Rents are decelerating y/y, but they’re not even decelerating as fast as I thought they would (and I was on the side of ‘they’ll go down a lot slower than you think, and not as far’).

Enduring Primary Rents vs. CPI

The optimist here will say that the part we don’t have a long lead time to forecast – core goods and to some extent core services ex-rents – are looking good and ‘we know’ that rents will get better so ring the bell, the Fed’s job is basically done. That would be valid, if there was reason to think that core goods would continue to contribute the deflation that we have seen recently while rents continue to decelerate. But rents are sticky, and goods are not. To that point, consider the story of Wal-Mart (NYSE:), which announced last week that they will be replacing paper shelf labels with electronic labels over the next couple of years. You don’t do that to make it easier to lower prices. Typically, sellers try to raise prices quickly and lower them slowly. If you think goods prices are going to go back to the old regime of basically flat, with a small downward tilt, you’d keep using a slow pricing gun.

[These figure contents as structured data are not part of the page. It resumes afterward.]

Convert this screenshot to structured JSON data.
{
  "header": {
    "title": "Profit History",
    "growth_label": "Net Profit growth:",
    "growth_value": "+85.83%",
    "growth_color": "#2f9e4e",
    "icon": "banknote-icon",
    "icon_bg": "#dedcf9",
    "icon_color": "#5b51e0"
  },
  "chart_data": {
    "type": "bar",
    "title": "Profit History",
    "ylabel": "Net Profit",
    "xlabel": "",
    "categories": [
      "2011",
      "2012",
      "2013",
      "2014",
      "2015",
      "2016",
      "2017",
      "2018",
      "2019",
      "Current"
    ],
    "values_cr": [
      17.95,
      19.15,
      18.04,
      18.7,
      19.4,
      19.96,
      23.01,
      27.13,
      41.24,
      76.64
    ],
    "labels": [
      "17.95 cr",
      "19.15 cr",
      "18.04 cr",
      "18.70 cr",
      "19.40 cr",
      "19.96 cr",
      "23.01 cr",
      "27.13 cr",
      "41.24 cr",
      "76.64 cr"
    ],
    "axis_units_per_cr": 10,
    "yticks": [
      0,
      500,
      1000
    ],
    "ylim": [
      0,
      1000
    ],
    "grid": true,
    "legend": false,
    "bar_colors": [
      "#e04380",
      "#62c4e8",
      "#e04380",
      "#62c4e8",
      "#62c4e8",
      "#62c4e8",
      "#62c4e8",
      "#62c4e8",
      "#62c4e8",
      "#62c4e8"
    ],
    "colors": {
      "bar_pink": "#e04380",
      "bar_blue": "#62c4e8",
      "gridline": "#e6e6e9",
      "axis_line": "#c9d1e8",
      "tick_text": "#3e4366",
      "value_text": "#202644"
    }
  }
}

On the goods side, we also have to deal with the rising tide of global protectionism over the last few years (see picture, source Global Trade Alert), and the mass immigration to the US which puts pressure on demand long before the new source of labor contributes to supply (as with: housing). So far, a dollar which has generally risen over the last decade has helped to blunt those effects. But that won’t be the case forever.

Trade Protectionism

The bottom line is that while this is a good CPI report – in some ways, one of the best reports we have had in some time – it is not an unvarnished positive. The failure of rents to decelerate according to plan, and the stickiness of wages so far at a fairly high level, is the underlying story. Goods and airfares are what painted the pretty picture this month. But if the picture keeps getting pretty over the balance of this year, it will be using paints from a different palette. I continue to expect housing costs to decelerate some (before re-accelerating), but I am not sanguine that goods and airfares will continue to drop at the pace which made today’s report so pleasant. Indeed, I expect that next month some of these categories will likely have some give-back so unless rents start to drop faster we could have a surprise in the other direction.

Naturally, as I always admonish, it is wise to not make major investing decisions based on one data point. One month’s figure should never cause you to change your medium-term forecast, unless it represents an accumulation of data that causes you to reject your prior hypothesis. This data point does not do that, since after all it is really the first really positive data point we have had in a while. I continue to expect median inflation to settle in the high 3s, low 4s. And as I said in our Quarterly, and in the podcast recently, I think that while the FOMC has no real reason to ease they likely will lower rates a token amount, at least once over the next few months prior to the Presidential election.